A stoned P-plater was caught in dash-cam footage driving at 200km/h moments before he ploughed into another car and left an innocent woman to die.
Kayden James Lawson, 22, drove along a motorway on the NSW Central Coast so fast a truck he sped past shook, according to the truck driver.
"F**k me, he made the truck rock when he went past," the truck driver can be heard saying in dash-cam footage tendered at the Gosford District Court.
The footage then shows the green Holden Commodore Lawson was driving speed along the breakdown lane. Lawson then crashed into another vehicle and sent the innocent woman's car over a guardrail and 10 metres down an embankment.
The woman, Kristyn Rourke, suffered a permanent brain injury and a fractured neck. Her face was de-gloved, she lost her right ear, and she had a near "complete traumatic amputation" of her left arm, Daily Telegraph reported."He just killed someone I think," the truck driver could be heard saying to another truck driver further up the M1 on two-way radio.
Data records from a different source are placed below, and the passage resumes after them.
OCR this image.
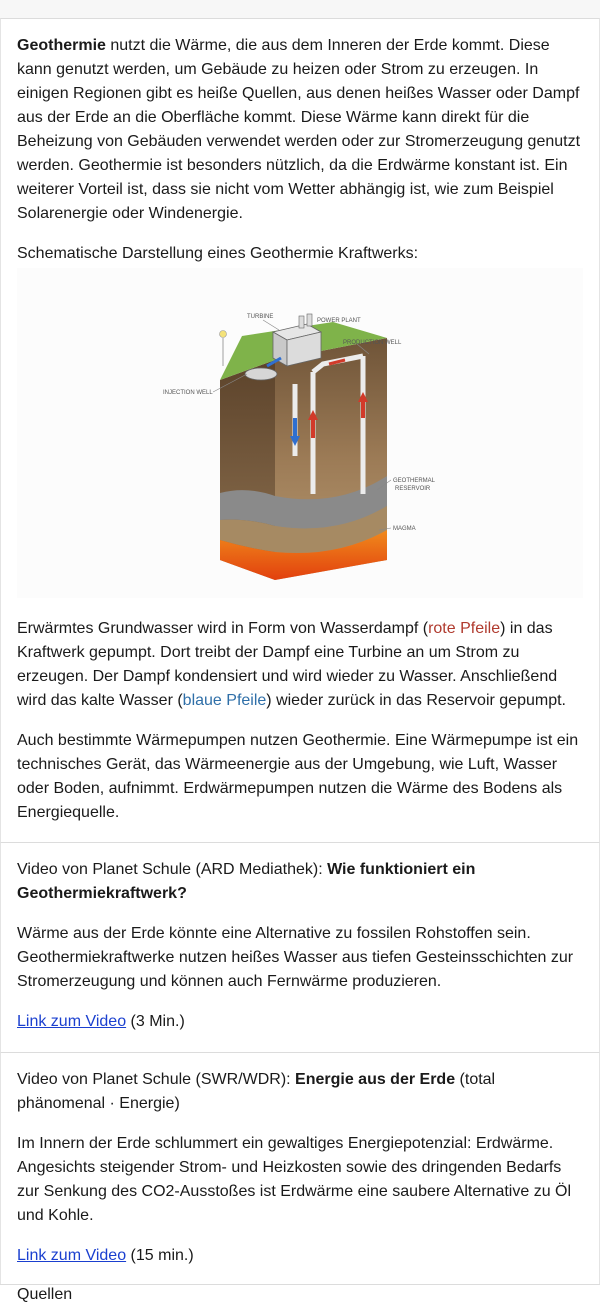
Geothermie nutzt die Wärme, die aus dem Inneren der Erde kommt. Diese kann genutzt werden, um Gebäude zu heizen oder Strom zu erzeugen. In einigen Regionen gibt es heiße Quellen, aus denen heißes Wasser oder Dampf aus der Erde an die Oberfläche kommt. Diese Wärme kann direkt für die Beheizung von Gebäuden verwendet werden oder zur Stromerzeugung genutzt werden. Geothermie ist besonders nützlich, da die Erdwärme konstant ist. Ein weiterer Vorteil ist, dass sie nicht vom Wetter abhängig ist, wie zum Beispiel Solarenergie oder Windenergie.

Schematische Darstellung eines Geothermie Kraftwerks:

TURBINE
POWER PLANT
PRODUCTION WELL
INJECTION WELL
GEOTHERMAL
RESERVOIR
MAGMA

Erwärmtes Grundwasser wird in Form von Wasserdampf (rote Pfeile) in das Kraftwerk gepumpt. Dort treibt der Dampf eine Turbine an um Strom zu erzeugen. Der Dampf kondensiert und wird wieder zu Wasser. Anschließend wird das kalte Wasser (blaue Pfeile) wieder zurück in das Reservoir gepumpt.

Auch bestimmte Wärmepumpen nutzen Geothermie. Eine Wärmepumpe ist ein technisches Gerät, das Wärmeenergie aus der Umgebung, wie Luft, Wasser oder Boden, aufnimmt. Erdwärmepumpen nutzen die Wärme des Bodens als Energiequelle.

Video von Planet Schule (ARD Mediathek): Wie funktioniert ein Geothermiekraftwerk?

Wärme aus der Erde könnte eine Alternative zu fossilen Rohstoffen sein. Geothermiekraftwerke nutzen heißes Wasser aus tiefen Gesteinsschichten zur Stromerzeugung und können auch Fernwärme produzieren.

Link zum Video (3 Min.)

Video von Planet Schule (SWR/WDR): Energie aus der Erde (total phänomenal · Energie)

Im Innern der Erde schlummert ein gewaltiges Energiepotenzial: Erdwärme. Angesichts steigender Strom- und Heizkosten sowie des dringenden Bedarfs zur Senkung des CO2-Ausstoßes ist Erdwärme eine saubere Alternative zu Öl und Kohle.

Link zum Video (15 min.)

Quellen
Rourke, then a 38-year-old senior property manager, was trapped in the wreckage of her Toyota Hilux for an hour in the November 2014 smash. She spent six months in hospital.
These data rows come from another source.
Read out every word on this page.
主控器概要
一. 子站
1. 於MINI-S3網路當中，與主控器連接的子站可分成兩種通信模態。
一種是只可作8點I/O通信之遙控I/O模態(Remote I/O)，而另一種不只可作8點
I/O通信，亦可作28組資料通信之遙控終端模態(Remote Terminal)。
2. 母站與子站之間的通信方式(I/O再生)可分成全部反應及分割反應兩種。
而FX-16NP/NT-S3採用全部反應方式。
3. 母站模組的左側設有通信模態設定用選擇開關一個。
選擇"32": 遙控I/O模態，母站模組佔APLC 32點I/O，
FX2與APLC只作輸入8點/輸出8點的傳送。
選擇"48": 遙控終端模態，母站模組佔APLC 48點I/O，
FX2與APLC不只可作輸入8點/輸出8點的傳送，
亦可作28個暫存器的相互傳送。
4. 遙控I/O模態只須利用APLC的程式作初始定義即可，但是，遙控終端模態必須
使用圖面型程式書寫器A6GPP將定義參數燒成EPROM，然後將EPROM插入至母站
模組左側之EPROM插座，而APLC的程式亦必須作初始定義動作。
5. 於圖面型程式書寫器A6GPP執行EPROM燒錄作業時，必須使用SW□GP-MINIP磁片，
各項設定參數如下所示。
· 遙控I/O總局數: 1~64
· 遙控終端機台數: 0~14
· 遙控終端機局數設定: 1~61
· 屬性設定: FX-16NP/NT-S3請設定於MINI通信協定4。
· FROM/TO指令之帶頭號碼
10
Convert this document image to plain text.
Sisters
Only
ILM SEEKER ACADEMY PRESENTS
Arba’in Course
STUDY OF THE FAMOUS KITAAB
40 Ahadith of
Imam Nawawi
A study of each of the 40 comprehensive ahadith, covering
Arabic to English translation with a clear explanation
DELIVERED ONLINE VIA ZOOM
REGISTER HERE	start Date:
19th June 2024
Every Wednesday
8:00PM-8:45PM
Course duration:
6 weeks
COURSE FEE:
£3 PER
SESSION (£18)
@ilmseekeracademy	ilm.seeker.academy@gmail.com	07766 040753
Lawson had tried to flee the scene on a skateboard, and stood about a kilometre up the road with his finger out to hitchhike.
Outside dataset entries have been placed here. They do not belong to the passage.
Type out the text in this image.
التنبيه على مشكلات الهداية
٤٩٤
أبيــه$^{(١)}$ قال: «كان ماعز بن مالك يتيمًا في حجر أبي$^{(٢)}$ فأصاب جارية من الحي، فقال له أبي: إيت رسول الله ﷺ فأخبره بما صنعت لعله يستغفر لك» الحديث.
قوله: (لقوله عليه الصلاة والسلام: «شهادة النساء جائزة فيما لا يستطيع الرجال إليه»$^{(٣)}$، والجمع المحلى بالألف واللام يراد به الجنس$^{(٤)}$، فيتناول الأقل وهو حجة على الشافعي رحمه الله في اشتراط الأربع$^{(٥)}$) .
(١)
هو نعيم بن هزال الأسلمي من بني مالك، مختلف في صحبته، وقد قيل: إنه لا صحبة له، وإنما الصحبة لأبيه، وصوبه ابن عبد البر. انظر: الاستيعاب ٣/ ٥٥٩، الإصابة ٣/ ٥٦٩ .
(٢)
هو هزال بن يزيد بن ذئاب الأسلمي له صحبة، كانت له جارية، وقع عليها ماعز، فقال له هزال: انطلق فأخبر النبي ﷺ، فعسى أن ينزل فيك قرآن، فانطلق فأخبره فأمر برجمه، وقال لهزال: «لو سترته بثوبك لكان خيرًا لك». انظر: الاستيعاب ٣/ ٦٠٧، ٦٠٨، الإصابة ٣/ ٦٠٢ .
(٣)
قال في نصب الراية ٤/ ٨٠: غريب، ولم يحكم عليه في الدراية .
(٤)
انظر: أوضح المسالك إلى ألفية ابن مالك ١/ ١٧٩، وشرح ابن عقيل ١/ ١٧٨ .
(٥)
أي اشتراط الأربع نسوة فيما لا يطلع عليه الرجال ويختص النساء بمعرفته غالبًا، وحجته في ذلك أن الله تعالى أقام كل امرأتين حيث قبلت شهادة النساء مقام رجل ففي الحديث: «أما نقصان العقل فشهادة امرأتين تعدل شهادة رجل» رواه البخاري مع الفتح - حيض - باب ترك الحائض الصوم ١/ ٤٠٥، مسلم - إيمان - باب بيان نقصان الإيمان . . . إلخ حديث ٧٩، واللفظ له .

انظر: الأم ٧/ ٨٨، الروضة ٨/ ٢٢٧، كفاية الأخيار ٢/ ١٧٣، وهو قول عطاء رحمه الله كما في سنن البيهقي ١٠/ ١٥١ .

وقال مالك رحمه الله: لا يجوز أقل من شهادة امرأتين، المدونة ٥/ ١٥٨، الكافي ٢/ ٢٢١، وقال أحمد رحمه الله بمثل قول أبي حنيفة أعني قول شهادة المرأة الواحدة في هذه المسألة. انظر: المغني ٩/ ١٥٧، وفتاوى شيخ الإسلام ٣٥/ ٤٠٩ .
Another motorist chased him, picked him up and did a U-turn to the crash site where others stood around the car to keep him from escaping.
The dash cam footage shows motorists leave their cars to assist and call emergency services.
Judge Mark Buscombe said Lawson 'giggled' when police spoke to him after the crash.
He told them, "It worked, it got rid of the car."
Lawson was taken to hospital suffering 'psychosis', the court heard on Friday.
He spent seven months as an involuntary mental health patient following the smash.
Judge Buscombe said Lawson had paranoid delusions.
Medical assessments found he had undiagnosed schizophrenia and was smoking three 'cones', also known as 'bongs', every day in the 12-months leading up to the crash.
Lawson was sentenced to four years in prison on Monday, with a non-parole period of two-and-a-half-years.
He had pleaded guilty to charges including dangerous driving occasioning grievous bodily harm with illicit drugs present in his system, and failing to stop to render assistance.
He will be eligible for parole in August 2019.
He was also disqualified from driving for five years.